Улицы были почти безлюдны в этот поздний час. Но завидев шумную ватагу молодежи, наполнившую визгом, гамом, пением всю улицу, Стрижов поспешил с пафосом провозгласить:
И в живом человечьем потоке
Человечье лицо разглядеть!
— Это я знаю, — обрадовался Марков, — это Садофьева!
— Угадал, его. Не все, братец ты мой, наши пролетарские поэты пишут в мировых масштабах, вон они о чем — вглядываются в лица! А это знаешь:
Что же! Смотреть и молчать?
Жить и в борьбу не втянуться?
— Женька! А ведь здорово? Ты мне завтра напомни, я себе в тетрадь запишу. Чье это? Александровского? А он где? В Москве? Знаешь, мне ужасно понравилось на «четверге»! Вот уж никак не думал, что Сейфуллина здесь живет!
— На улице Халтурина. Лавренев — на набережной Рошаля.
— А Крайский?
— У Крайского я сколько раз бывал. Он на проспекте Маклина. Он ведь все с молодежью возится.
— А сегодня в «Содружестве»? Там и курсанты были, и матрос один был, студента знакомого я видел…
Марков остановился на Литейном мосту.
— Женя! А ведь хорошо жить! Как ты думаешь… Сейчас у нас двадцатый век. А в двадцать первом коммунизм устроят?
— Чудик! Тоже мне — в двадцать первом! Да он буквально в преддверии!
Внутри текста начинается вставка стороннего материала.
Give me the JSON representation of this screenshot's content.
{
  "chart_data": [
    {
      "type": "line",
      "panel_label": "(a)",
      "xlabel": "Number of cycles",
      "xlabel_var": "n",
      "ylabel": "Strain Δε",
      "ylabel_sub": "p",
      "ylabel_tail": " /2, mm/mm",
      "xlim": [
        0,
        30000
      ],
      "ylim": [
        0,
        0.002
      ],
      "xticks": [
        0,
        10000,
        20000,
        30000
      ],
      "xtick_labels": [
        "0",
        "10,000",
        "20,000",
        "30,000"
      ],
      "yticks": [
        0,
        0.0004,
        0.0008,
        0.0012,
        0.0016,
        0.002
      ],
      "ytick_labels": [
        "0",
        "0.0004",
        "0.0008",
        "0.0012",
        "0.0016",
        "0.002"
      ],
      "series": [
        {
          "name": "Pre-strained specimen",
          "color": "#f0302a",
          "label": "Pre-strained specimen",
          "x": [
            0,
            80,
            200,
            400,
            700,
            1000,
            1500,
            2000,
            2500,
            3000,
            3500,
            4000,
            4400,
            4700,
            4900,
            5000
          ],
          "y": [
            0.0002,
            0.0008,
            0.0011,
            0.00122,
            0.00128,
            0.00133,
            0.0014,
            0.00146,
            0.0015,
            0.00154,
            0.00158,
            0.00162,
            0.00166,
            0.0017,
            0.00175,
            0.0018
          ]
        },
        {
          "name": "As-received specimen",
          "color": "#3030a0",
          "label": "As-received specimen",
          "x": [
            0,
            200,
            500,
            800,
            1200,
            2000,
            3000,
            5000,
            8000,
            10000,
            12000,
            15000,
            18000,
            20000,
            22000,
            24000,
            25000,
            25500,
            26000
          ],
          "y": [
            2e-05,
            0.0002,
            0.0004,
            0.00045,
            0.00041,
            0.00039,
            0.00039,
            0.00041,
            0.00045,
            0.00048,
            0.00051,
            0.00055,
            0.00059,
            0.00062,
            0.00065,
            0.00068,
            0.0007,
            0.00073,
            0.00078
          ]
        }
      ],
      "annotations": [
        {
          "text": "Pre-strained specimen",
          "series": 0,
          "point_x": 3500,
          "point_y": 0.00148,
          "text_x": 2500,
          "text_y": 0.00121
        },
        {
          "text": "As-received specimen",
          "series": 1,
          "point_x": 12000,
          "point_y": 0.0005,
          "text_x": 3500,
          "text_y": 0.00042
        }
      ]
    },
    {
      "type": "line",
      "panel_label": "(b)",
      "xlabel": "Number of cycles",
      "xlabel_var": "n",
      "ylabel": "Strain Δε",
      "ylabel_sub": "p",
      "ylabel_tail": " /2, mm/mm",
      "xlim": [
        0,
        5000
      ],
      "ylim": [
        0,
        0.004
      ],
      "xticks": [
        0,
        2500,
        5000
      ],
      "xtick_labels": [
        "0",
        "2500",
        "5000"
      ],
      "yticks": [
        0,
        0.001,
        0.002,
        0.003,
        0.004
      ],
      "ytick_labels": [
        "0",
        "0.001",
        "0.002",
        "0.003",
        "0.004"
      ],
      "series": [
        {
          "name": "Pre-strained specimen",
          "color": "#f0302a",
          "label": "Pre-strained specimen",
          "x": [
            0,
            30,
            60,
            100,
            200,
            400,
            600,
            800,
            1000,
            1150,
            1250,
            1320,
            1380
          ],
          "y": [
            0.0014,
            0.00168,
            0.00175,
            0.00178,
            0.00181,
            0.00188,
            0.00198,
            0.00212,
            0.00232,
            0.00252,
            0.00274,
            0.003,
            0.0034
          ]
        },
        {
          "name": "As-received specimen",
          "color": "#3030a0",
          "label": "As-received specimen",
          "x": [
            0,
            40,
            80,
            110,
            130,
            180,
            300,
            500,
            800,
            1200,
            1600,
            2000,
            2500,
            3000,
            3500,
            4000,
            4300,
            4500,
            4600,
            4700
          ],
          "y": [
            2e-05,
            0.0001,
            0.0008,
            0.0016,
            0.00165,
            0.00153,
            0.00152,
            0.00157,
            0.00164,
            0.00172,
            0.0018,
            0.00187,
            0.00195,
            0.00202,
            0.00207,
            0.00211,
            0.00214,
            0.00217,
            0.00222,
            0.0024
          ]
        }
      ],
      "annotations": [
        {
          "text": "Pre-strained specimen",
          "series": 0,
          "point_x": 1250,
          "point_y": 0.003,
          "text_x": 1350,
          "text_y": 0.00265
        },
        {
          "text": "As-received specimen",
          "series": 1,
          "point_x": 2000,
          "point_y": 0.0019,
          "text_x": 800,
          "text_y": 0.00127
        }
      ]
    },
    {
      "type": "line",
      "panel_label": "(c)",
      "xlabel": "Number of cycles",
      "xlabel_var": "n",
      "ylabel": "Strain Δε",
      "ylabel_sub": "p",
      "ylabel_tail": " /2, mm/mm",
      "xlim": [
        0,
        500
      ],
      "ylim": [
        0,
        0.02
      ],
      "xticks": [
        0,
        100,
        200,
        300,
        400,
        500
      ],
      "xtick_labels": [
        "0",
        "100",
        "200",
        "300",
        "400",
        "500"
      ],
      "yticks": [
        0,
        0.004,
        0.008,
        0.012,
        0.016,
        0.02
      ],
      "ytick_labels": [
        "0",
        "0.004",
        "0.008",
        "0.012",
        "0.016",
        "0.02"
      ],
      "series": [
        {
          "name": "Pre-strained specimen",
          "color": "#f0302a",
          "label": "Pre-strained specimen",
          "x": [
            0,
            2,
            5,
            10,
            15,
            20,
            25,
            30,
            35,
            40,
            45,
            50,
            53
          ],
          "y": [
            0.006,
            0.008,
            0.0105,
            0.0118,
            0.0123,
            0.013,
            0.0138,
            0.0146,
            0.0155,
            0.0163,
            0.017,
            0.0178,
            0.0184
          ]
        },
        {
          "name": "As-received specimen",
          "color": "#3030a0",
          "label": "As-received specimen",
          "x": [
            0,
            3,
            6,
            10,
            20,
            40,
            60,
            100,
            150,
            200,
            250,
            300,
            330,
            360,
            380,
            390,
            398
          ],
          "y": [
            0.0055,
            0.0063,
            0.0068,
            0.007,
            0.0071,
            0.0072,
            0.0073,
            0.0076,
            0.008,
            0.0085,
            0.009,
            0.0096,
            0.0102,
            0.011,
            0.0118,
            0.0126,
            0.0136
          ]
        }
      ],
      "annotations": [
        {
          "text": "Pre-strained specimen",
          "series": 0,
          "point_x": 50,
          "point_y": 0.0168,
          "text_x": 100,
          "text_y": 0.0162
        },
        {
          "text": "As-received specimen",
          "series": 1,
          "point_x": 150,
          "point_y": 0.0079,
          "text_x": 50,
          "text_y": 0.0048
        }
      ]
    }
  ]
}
Вот-вот мировая революция грянет. Ты что думаешь — в других странах рабочие дураки? Смотреть будут?
— Я в газете читал — буржуазия у них опять шевелится, опять войну готовит.
— Ну и готовит! Ну и пожалуйста! Одну войну устроят — четверть мира осознает. Вторую войну устроят — все люди осознают. На том песенка капиталистов и будет спета.